244 Rider Se-Jawa Adu Kecepatan di Suropati BMX Challenge 2026 Pasuruan - Jatim 3 Series

AKURAT.CO, Sebanyak 244 rider dari berbagai daerah di Indonesia berkumpul dan memeriahkan ajang balap sepeda bergengsi Suropati BMX Challenge 2026 Jatim 3 series. Kompetisi balap sepeda ekstrem ini digebrak di Sirkuit BMX GOR Untung Suropati, Kota Pasuruan, Minggu (14/6/2026).
Ajang yang memasuki edisi kedua ini secara resmi dibuka langsung oleh Wakil Wali Kota Pasuruan, M. Nawawi.
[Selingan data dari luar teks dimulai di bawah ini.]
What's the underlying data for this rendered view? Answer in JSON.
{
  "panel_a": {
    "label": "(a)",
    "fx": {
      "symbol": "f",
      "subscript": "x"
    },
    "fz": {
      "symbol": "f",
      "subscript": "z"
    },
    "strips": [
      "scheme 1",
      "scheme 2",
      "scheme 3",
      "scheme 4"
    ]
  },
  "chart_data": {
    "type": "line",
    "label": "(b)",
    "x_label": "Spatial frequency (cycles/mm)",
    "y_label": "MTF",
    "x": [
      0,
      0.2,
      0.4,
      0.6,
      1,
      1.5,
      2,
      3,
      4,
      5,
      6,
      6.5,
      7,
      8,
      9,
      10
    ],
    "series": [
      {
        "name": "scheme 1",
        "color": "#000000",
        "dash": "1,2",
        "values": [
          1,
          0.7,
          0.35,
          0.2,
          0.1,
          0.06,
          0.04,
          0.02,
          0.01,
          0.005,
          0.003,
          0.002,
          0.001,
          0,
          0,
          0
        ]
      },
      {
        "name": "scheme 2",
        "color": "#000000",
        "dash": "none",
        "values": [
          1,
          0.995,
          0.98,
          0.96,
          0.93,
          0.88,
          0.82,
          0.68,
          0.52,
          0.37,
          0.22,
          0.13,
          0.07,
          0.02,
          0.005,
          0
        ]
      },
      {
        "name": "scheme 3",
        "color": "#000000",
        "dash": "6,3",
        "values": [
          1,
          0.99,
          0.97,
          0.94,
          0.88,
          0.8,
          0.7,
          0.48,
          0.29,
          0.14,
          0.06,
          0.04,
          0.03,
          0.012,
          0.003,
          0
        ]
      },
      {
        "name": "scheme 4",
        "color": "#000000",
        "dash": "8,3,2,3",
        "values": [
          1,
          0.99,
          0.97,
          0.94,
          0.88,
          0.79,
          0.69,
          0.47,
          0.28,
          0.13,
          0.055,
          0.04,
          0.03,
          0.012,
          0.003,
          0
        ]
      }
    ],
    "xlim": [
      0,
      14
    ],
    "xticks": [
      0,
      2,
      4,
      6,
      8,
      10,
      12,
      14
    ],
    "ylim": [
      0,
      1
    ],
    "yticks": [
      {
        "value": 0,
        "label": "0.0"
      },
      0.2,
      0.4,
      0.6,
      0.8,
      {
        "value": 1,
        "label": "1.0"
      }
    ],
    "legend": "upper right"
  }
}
Gelaran ini merupakan kolaborasi strategis antara Dinas Pariwisata, Pemuda dan Olahraga (Disparpora) Kota Pasuruan, KONI Kota Pasuruan, serta Ikatan Sport Sepeda Indonesia (ISSI/ICF) Kota Pasuruan, dengan dukungan penuh dari REMMIC BMX Team.
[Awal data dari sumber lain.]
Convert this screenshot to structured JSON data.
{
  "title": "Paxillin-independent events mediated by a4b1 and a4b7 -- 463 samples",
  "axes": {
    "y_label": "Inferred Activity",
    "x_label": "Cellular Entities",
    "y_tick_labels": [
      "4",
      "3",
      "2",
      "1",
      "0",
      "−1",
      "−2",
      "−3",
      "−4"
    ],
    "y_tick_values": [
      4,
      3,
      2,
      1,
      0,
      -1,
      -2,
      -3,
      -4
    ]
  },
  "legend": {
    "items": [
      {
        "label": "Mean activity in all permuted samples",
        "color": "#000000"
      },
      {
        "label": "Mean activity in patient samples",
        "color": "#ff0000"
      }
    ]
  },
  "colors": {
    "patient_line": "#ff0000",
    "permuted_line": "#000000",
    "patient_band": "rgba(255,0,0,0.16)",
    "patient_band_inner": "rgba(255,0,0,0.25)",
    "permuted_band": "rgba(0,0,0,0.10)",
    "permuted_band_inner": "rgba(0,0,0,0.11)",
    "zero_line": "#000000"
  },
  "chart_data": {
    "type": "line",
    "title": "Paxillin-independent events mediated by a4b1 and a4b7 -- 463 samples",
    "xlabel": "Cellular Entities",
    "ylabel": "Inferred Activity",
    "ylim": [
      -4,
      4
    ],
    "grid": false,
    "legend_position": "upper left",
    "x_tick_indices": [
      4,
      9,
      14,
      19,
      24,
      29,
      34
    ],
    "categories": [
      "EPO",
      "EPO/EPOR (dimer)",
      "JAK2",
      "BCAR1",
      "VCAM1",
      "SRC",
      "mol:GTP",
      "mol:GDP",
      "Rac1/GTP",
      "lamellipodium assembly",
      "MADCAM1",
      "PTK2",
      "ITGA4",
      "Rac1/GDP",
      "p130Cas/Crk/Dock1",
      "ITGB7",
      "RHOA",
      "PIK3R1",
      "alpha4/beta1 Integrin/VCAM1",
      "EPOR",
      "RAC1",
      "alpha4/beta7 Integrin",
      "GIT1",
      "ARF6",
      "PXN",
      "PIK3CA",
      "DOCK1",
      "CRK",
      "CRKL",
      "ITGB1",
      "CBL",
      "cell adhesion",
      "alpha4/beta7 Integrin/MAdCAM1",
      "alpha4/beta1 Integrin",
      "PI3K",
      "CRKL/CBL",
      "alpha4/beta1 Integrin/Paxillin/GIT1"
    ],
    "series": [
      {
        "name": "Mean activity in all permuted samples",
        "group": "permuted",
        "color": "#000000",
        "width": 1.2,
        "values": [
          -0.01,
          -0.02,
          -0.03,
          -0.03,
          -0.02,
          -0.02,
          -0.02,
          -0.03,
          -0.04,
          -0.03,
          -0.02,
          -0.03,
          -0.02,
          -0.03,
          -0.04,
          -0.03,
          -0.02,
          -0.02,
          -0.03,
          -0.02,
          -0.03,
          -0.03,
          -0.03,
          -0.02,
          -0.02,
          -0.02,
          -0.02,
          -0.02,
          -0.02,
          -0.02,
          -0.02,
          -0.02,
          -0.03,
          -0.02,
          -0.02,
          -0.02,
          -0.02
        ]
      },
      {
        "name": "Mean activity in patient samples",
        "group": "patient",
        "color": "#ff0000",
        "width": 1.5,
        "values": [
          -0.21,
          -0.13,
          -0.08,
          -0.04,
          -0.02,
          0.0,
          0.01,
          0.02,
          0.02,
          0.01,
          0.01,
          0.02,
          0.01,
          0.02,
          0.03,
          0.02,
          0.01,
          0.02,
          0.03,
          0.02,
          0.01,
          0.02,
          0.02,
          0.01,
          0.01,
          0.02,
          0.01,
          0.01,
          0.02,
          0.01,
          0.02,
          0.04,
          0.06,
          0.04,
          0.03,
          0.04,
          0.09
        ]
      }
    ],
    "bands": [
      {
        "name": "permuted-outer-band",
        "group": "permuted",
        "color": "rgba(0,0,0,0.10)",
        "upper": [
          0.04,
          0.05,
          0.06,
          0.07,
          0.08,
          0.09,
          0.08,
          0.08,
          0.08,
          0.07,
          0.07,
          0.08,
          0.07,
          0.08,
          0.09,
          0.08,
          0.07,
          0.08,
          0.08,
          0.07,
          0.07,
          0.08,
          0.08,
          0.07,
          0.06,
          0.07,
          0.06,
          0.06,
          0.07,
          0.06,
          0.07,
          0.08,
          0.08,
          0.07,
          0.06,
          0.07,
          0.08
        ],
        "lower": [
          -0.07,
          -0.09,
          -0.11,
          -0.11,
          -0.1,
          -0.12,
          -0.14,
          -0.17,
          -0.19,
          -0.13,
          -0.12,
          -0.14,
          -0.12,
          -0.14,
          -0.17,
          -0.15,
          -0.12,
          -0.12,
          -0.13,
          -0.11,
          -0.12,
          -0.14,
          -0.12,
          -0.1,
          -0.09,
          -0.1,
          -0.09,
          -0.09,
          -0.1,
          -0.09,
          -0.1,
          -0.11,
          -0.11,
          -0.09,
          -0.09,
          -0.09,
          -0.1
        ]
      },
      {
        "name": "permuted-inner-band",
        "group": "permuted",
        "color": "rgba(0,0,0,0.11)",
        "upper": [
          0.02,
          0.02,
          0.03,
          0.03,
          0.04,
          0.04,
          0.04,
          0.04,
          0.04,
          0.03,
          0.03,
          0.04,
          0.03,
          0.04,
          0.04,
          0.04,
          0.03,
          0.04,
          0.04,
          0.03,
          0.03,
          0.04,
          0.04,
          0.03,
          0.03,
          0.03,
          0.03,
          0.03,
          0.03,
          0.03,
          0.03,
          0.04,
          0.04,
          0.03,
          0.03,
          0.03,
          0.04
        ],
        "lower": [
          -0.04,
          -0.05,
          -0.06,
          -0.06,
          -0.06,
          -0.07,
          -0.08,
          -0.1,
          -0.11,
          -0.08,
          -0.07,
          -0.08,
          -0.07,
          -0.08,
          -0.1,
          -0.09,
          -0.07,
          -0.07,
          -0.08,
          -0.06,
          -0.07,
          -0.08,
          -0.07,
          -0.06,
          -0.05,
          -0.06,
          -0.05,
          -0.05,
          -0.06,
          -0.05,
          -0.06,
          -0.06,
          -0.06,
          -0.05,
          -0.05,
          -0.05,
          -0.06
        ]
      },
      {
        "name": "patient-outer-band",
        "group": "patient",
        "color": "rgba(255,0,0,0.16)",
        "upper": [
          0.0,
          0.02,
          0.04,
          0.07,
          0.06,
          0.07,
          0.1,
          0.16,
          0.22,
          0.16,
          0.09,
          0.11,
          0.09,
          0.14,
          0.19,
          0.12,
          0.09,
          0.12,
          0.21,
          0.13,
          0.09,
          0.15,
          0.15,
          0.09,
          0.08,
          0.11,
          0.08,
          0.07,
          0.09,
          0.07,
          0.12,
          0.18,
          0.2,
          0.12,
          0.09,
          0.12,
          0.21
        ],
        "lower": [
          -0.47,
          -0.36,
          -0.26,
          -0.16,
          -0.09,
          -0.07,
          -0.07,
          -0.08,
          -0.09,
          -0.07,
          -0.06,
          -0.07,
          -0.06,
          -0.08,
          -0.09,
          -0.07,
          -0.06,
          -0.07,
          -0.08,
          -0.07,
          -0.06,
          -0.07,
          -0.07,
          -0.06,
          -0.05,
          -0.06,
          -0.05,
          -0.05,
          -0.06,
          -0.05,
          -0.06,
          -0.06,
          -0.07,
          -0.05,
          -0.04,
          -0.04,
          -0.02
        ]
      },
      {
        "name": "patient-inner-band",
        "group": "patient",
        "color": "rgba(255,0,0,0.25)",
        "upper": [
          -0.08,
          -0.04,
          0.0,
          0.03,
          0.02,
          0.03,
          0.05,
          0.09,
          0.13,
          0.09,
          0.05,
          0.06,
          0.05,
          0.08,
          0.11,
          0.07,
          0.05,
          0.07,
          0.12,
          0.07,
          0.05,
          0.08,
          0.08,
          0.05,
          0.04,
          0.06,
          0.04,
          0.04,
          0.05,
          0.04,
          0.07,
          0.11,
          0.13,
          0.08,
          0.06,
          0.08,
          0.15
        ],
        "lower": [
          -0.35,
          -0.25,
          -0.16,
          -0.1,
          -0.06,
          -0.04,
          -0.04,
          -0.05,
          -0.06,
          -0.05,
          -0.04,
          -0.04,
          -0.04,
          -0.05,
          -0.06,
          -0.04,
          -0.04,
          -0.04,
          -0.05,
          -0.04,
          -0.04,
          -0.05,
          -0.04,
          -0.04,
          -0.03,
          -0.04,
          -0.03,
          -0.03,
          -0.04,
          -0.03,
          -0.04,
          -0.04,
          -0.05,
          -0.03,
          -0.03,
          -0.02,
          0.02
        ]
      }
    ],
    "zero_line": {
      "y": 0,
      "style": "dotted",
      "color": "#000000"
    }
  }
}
"Saya menyampaikan apresiasi kepada semua pihak karena dengan keterbatasan anggaran namun Suropati BMX Challenge 2026 Series 3 Jatim ini tetap berjalan dan mendapatkan antusias dari para pembalap dan pecinta BMX. Harapanya dengan event seperti juga bisa mengungkit ekonomi melalui stand stand UMKM di arena lomba," kata Nawawi.
Diikuti Rider Lintas Provinsi
Antusiasme peserta dalam Suropati BMX Challenge 2026 terbilang sangat luar biasa. Tak hanya didominasi oleh perwakilan dari wilayah Jawa Timur, para pembalap sepeda ini juga rela menempuh perjalanan jauh dari berbagai penjuru tanah air, termasuk dari Jawa Barat dan Jawa Tengah.
Foto: Suropati BMX Challenge 2026 diikuti ratusan peserta dari berbagai daerah di Indonesia.
Sejumlah daerah tercatat mengirimkan atlet-atlet terbaiknya, di antaranya dari Gresik, Malang, Situbondo, Banyuwangi, Bondowoso, Lumajang, Madura, Magetan, Probolinggo, Surabaya, Batu, Kediri, hingga Tasikmalaya.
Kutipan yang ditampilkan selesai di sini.